14. En dernier lieu, l'article R. 382-1-2 du code de la sécurité sociale, issu de l'article 1er du décret du 28 août 2020, définit les revenus regardés comme tirés des activités artistiques perçus à titre accessoire pour le calcul des cotisations de sécurité sociales dues par les artistes-auteurs. Le 2° de son I prévoit ainsi que constituent des revenus accessoires d'une des activités définies à l'article R. 382-1 de ce code les revenus provenant de la participation de l'artiste-auteur " à des rencontres publiques et débats " entrant dans son champ d'activité dès lors qu'il n'y réalise pas l'une des activités mentionnées au 6° de l'article R. 382-1-1 de ce code, c'est-à-dire, dans les conditions définies par cet article pour qu'elles constituent un revenu regardé comme tiré à titre principal de l'activité artistique, la lecture publique ou la présentation de son œuvre ou de son processus de création ou la dédicace. Le 4° du I du même article R. 382-1-2 prévoit que constituent également des revenus accessoires d'une des activités définies à l'article R. 382-1 de ce code " la représentation par l'artiste-auteur de son champ professionnel dans les instances de gouvernance " mentionnées au sixième alinéa de l'article L. 382-1 du même code, intervenant en matière d'affiliation au régime des artistes auteurs, et à l'article R. 6331-64 du code du travail, intervenant en matière de gestion des contributions instituées au profit de la formation professionnelle continue des artistes auteurs.

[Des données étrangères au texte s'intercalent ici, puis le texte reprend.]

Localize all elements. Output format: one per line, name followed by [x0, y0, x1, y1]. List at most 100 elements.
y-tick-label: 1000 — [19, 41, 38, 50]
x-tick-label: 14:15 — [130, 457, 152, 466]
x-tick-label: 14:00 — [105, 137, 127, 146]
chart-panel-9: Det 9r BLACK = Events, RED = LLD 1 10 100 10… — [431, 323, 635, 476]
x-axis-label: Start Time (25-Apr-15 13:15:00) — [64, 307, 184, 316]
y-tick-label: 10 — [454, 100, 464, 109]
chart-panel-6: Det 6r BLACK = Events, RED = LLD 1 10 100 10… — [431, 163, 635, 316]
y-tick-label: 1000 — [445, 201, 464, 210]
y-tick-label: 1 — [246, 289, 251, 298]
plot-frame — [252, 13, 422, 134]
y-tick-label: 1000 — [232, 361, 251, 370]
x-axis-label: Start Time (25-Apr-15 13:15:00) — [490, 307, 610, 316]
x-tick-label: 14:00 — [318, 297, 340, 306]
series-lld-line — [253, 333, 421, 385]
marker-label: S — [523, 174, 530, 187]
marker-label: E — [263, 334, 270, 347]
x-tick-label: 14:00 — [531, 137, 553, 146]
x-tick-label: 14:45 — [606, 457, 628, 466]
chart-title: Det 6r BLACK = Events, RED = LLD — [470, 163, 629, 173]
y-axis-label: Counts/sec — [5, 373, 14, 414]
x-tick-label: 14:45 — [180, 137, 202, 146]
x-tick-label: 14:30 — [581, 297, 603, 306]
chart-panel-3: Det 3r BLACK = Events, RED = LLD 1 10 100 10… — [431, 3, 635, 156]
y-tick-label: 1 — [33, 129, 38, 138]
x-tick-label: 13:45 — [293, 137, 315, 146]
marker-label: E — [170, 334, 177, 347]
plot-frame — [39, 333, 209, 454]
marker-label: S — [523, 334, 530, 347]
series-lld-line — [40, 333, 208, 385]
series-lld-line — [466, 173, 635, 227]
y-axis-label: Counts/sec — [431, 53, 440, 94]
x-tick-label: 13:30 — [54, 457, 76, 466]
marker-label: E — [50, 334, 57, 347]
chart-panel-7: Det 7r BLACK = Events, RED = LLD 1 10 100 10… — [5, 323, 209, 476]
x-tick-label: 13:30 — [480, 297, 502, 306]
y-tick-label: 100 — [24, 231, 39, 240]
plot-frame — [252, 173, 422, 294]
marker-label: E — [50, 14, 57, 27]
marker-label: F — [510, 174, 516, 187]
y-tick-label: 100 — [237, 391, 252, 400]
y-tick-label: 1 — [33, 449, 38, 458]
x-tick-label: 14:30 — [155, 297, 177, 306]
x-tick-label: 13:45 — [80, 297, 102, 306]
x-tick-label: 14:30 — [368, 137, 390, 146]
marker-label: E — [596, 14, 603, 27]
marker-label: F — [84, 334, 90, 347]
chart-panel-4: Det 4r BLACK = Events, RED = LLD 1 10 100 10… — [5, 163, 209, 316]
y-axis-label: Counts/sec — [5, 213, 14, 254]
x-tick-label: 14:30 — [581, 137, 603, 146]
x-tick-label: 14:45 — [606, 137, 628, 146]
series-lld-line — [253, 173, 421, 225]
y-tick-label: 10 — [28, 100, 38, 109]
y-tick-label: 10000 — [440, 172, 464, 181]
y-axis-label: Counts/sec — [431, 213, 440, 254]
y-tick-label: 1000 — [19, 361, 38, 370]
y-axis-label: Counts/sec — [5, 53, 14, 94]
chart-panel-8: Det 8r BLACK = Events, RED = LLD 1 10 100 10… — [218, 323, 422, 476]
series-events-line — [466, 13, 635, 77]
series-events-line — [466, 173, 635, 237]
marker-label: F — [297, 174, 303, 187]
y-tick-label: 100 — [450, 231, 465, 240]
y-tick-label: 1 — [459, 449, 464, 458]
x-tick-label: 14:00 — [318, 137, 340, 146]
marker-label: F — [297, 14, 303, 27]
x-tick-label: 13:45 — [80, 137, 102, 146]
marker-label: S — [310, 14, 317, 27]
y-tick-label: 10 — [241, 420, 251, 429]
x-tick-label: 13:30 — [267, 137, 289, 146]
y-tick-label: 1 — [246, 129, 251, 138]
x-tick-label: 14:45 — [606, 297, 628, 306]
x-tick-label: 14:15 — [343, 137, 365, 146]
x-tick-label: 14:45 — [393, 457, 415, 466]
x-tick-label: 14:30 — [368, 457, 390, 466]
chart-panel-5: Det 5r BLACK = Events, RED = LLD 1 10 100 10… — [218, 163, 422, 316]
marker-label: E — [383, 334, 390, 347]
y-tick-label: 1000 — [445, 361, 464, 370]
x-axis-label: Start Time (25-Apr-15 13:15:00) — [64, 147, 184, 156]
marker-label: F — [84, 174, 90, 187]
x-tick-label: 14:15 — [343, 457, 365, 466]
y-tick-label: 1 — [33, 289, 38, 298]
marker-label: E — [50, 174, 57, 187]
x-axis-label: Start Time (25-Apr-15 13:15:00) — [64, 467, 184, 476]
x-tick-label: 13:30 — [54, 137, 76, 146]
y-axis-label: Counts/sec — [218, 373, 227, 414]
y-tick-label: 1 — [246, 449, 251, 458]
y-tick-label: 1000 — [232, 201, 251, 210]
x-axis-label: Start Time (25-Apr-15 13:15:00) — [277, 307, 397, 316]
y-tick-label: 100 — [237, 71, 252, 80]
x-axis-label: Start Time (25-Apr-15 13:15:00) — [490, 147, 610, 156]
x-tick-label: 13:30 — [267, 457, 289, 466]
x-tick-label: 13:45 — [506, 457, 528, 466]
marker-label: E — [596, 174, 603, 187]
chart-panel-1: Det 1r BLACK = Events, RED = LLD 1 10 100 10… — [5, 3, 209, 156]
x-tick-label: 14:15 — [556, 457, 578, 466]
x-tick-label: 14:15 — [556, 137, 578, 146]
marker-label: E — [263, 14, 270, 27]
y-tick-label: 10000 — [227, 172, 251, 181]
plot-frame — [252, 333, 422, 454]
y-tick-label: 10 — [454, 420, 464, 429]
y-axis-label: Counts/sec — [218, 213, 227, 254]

Alors même que le 8° de l'article R. 382-1-1 rattache par ailleurs aux revenus tirés à titre principal de l'activité artistique ceux provenant d'un " travail de sélection ou de présélection en vue de l'attribution d'un prix ou d'une récompense à un artiste-auteur pour une ou plusieurs de ses œuvres ", l'article 1er du décret du 28 août 2020, que l'instruction vise à mettre en œuvre, ne méconnaît pas l'article L. 382-3 du code de la sécurité sociale et n'est pas entaché d'erreur manifeste d'appréciation en ce qu'il range au nombre des revenus artistiques accessoires, et non principaux, ceux provenant des activités figurant aux 2° et 4° du I de l'article R. 382-1-2 du code de la sécurité sociale.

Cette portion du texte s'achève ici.